Daughter told dad 'shut up' before killing

Maddison Hickson (centre) has pleaded not guilty to murdering her father, Michael Carroll, in 2021. (Darren Pateman/AAP PHOTOS) (AAP)

A woman accused of murdering her father told him to shut up and show some respect before he walked towards her aggressively, a jury has been told.

The woman's close friend, Jasmine Speering, said she heard a splashing noise before turning back to see blood everywhere.

She didn't know where it was coming from, but she saw her friend's father standing bent over slightly, holding his chest with both hands.

Ms Speering was giving evidence in the Newcastle Supreme Court trial of Maddison Hickson and Taylah McDonald.

Hickson, 23, has pleaded not guilty to murdering her father, Michael Carroll, 51, at a house in Tenambit, near Maitland, on January 16, 2021.
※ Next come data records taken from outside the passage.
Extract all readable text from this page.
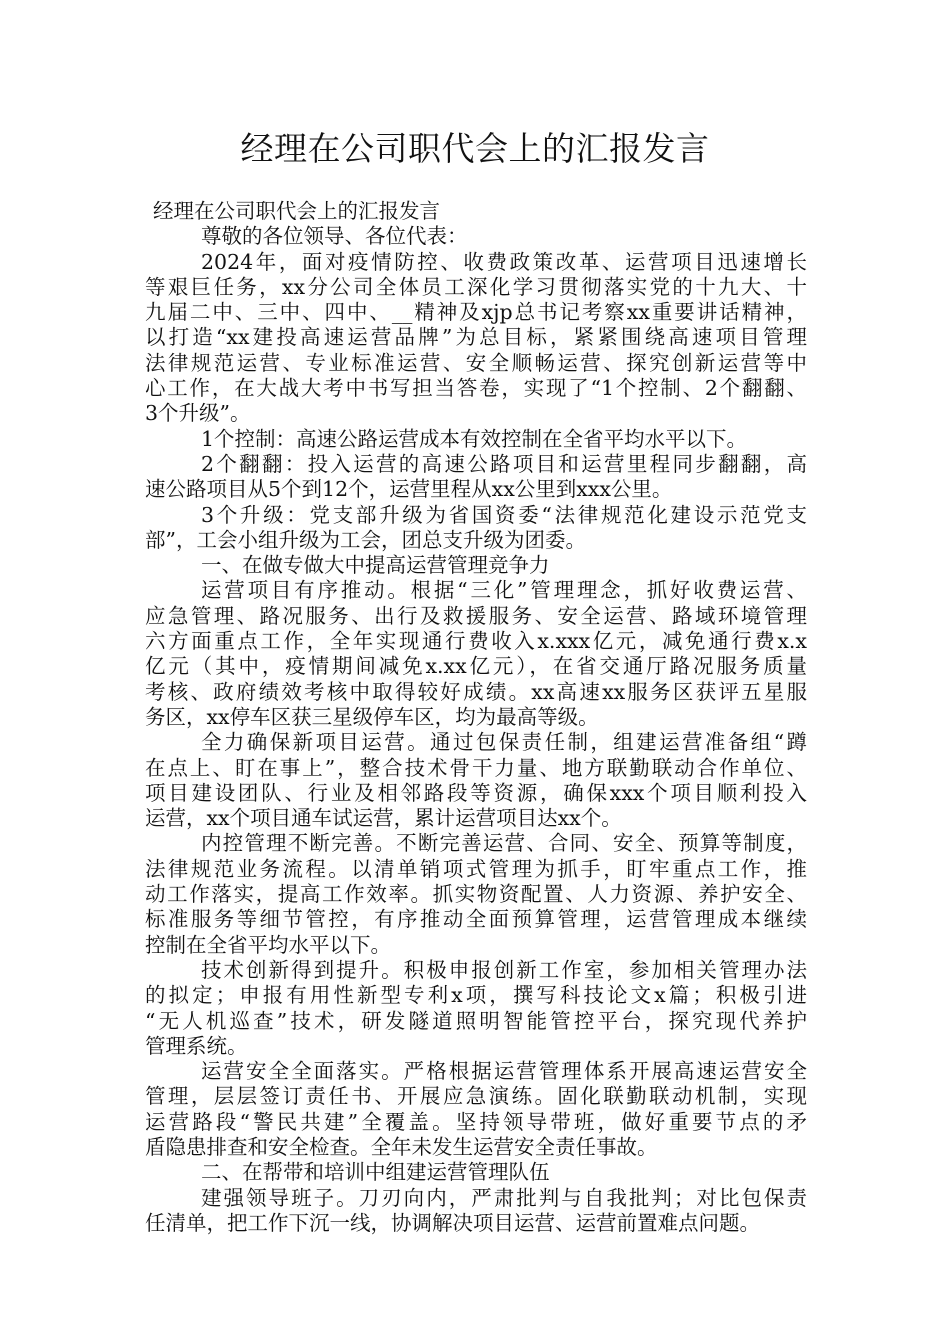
经理在公司职代会上的汇报发言
经理在公司职代会上的汇报发言
尊敬的各位领导、各位代表：
2024年，面对疫情防控、收费政策改革、运营项目迅速增长
等艰巨任务，xx分公司全体员工深化学习贯彻落实党的十九大、十
九届二中、三中、四中、__精神及xjp总书记考察xx重要讲话精神，
以打造“xx建投高速运营品牌”为总目标，紧紧围绕高速项目管理
法律规范运营、专业标准运营、安全顺畅运营、探究创新运营等中
心工作，在大战大考中书写担当答卷，实现了“1个控制、2个翻翻、
3个升级”。
1个控制：高速公路运营成本有效控制在全省平均水平以下。
2个翻翻：投入运营的高速公路项目和运营里程同步翻翻，高
速公路项目从5个到12个，运营里程从xx公里到xxx公里。
3个升级：党支部升级为省国资委“法律规范化建设示范党支
部”，工会小组升级为工会，团总支升级为团委。
一、在做专做大中提高运营管理竞争力
运营项目有序推动。根据“三化”管理理念，抓好收费运营、
应急管理、路况服务、出行及救援服务、安全运营、路域环境管理
六方面重点工作，全年实现通行费收入x.xxx亿元，减免通行费x.x
亿元（其中，疫情期间减免x.xx亿元），在省交通厅路况服务质量
考核、政府绩效考核中取得较好成绩。xx高速xx服务区获评五星服
务区，xx停车区获三星级停车区，均为最高等级。
全力确保新项目运营。通过包保责任制，组建运营准备组“蹲
在点上、盯在事上”，整合技术骨干力量、地方联勤联动合作单位、
项目建设团队、行业及相邻路段等资源，确保xxx个项目顺利投入
运营，xx个项目通车试运营，累计运营项目达xx个。
内控管理不断完善。不断完善运营、合同、安全、预算等制度，
法律规范业务流程。以清单销项式管理为抓手，盯牢重点工作，推
动工作落实，提高工作效率。抓实物资配置、人力资源、养护安全、
标准服务等细节管控，有序推动全面预算管理，运营管理成本继续
控制在全省平均水平以下。
技术创新得到提升。积极申报创新工作室，参加相关管理办法
的拟定；申报有用性新型专利x项，撰写科技论文x篇；积极引进
“无人机巡查”技术，研发隧道照明智能管控平台，探究现代养护
管理系统。
运营安全全面落实。严格根据运营管理体系开展高速运营安全
管理，层层签订责任书、开展应急演练。固化联勤联动机制，实现
运营路段“警民共建”全覆盖。坚持领导带班，做好重要节点的矛
盾隐患排查和安全检查。全年未发生运营安全责任事故。
二、在帮带和培训中组建运营管理队伍
建强领导班子。刀刃向内，严肃批判与自我批判；对比包保责
任清单，把工作下沉一线，协调解决项目运营、运营前置难点问题。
Her barrister says she stabbed him in self-defence, telling the jury Mr Carroll was a convicted criminal with a tendency for violence.

McDonald has pleaded not guilty to misleading police about the knife used in the stabbing and being an accessory after the fact to murder.
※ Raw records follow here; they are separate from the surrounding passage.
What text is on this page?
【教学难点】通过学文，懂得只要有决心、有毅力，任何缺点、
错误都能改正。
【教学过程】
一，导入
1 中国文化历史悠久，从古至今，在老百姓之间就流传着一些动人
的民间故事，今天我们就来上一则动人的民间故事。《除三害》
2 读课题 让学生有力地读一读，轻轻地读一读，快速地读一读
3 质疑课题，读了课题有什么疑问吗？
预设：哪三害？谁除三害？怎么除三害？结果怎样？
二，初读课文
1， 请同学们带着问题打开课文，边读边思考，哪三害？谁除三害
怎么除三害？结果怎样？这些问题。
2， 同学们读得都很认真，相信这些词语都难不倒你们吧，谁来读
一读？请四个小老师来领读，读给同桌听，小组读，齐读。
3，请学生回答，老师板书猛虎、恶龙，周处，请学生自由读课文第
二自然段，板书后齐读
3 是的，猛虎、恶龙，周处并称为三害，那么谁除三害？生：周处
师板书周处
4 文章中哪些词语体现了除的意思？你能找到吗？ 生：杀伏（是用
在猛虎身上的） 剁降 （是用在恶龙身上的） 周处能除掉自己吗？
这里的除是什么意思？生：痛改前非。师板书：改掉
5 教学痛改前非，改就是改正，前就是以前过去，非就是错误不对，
She is accused of putting the knife in a dishwasher and through a wash cycle, but she denies ever touching it.

Ms Speering said she was a close friend of Hickson for many years and had been staying with McDonald at the Tenambit house.
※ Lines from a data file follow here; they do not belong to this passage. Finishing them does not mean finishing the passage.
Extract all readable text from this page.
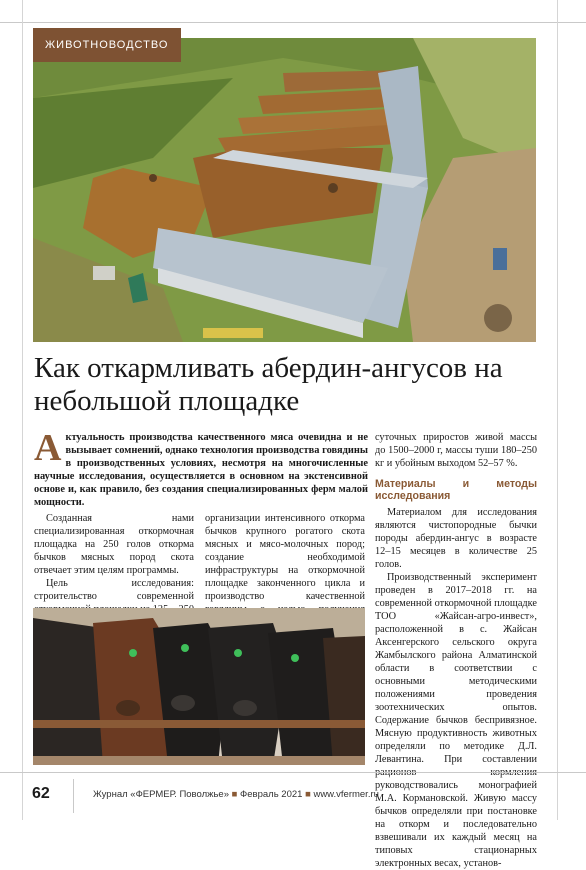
ЖИВОТНОВОДСТВО
Как откармливать абердин-ангусов на небольшой площадке

Актуальность производства качественного мяса очевидна и не вызывает сомнений, однако технология производства говядины в производственных условиях, несмотря на многочисленные научные исследования, осуществляется в основном на экстенсивной основе и, как правило, без создания специализированных ферм малой мощности.

Созданная нами специализированная откормочная площадка на 250 голов откорма бычков мясных пород скота отвечает этим целям программы.

Цель исследования: строительство современной

организации интенсивного откорма бычков крупного рогатого скота мясных и мясо-молочных пород; создание необходимой инфраструктуры на откормочной площадке законченного цикла и производство качественной

суточных приростов живой массы до 1500–2000 г, массы туши 180–250 кг и убойным выходом 52–57 %.

Материалы и методы исследования

Материалом для исследования являются чистопородные бычки породы абердин-ангус в возрасте 12–15 месяцев в количестве 25 голов.

Производственный эксперимент проведен в 2017–2018 гг. на современной откормочной площадке ТОО «Жайсан-агро-инвест», расположенной в с. Жайсан Аксенгерского сельского округа Жамбылского района Алматинской области в соответствии с основными методическими положениями проведения зоотехнических опытов. Содержание бычков беспривязное. Мясную продуктивность животных определяли по методике Д.Л. Левантина. При составлении руководствовались монографией М.А. Кормановской. Живую массу бычков определяли при постановке на откорм и последовательно взвешивали их каждый месяц на типовых стационарных электронных весах, установ-

62	Журнал «ФЕРМЕР. Поволжье» ■ Февраль 2021 ■ www.vfermer.ru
After a dinner of fish and chips, she was scraping plates in the kitchen when she heard Mr Carroll "beginning to burr up" in the lounge room.

He came across as intimidating and she could hear him bickering with his daughter.

"I know he was picking on her. I can't recall the exact words, I may have heard 'dog'," Ms Speering said.

She heard her friend say: "Shut the f*** up, this is not your house, have some respect."

Ms Speering said she saw Hickson standing near the TV when her father got up and walked towards her quickly and aggressively.

"It looked like he had grabbed her and put his arms around her. I couldn't tell if she was trying to get away from him," she said.

"I was going to try and break it up, but I got a bit too scared."

Ms Speering said she was behind Mr Carroll and he had his back to her, which meant she couldn't properly see her friend.

She went to leave but turned around when she heard the noise and saw blood on the floor.

Ms Speering said she remembered the silence afterwards and she was left in shock, not knowing where the blood was coming from.

She agreed she was recorded telling a triple-zero operator there had been "a bit of a domestic" and the male had got blood everywhere.

She denied washing the knife in the dishwasher.

Hickson's grandmother, Shirley Salter, also denied putting the knife in the dishwasher after she was called to the house.

She said she had a conversation with McDonald outside the residence as Mr Carroll lay bleeding on the ground.

"She told me she picked the knife up and put it in the dishwasher and cleaned it," she said.

"I said 'you have tampered with evidence'."

Ms Salter agreed that earlier this month she had told two lawyers that the knife-washing admission was made by either McDonald or Ms Speering.

She said she made the comment because she was "stressed out" and reiterated in court it was McDonald who made the comment.

She told the jury Mr Carroll had been cruel to her daughter, Hickson's mother, and had bashed her.

Hickson had been partly living with her grandmother at the time of the stabbing and her father tried to visit her a few times.

"He did call her a dog once when she was not at my house when he came looking for her," Ms Salter said.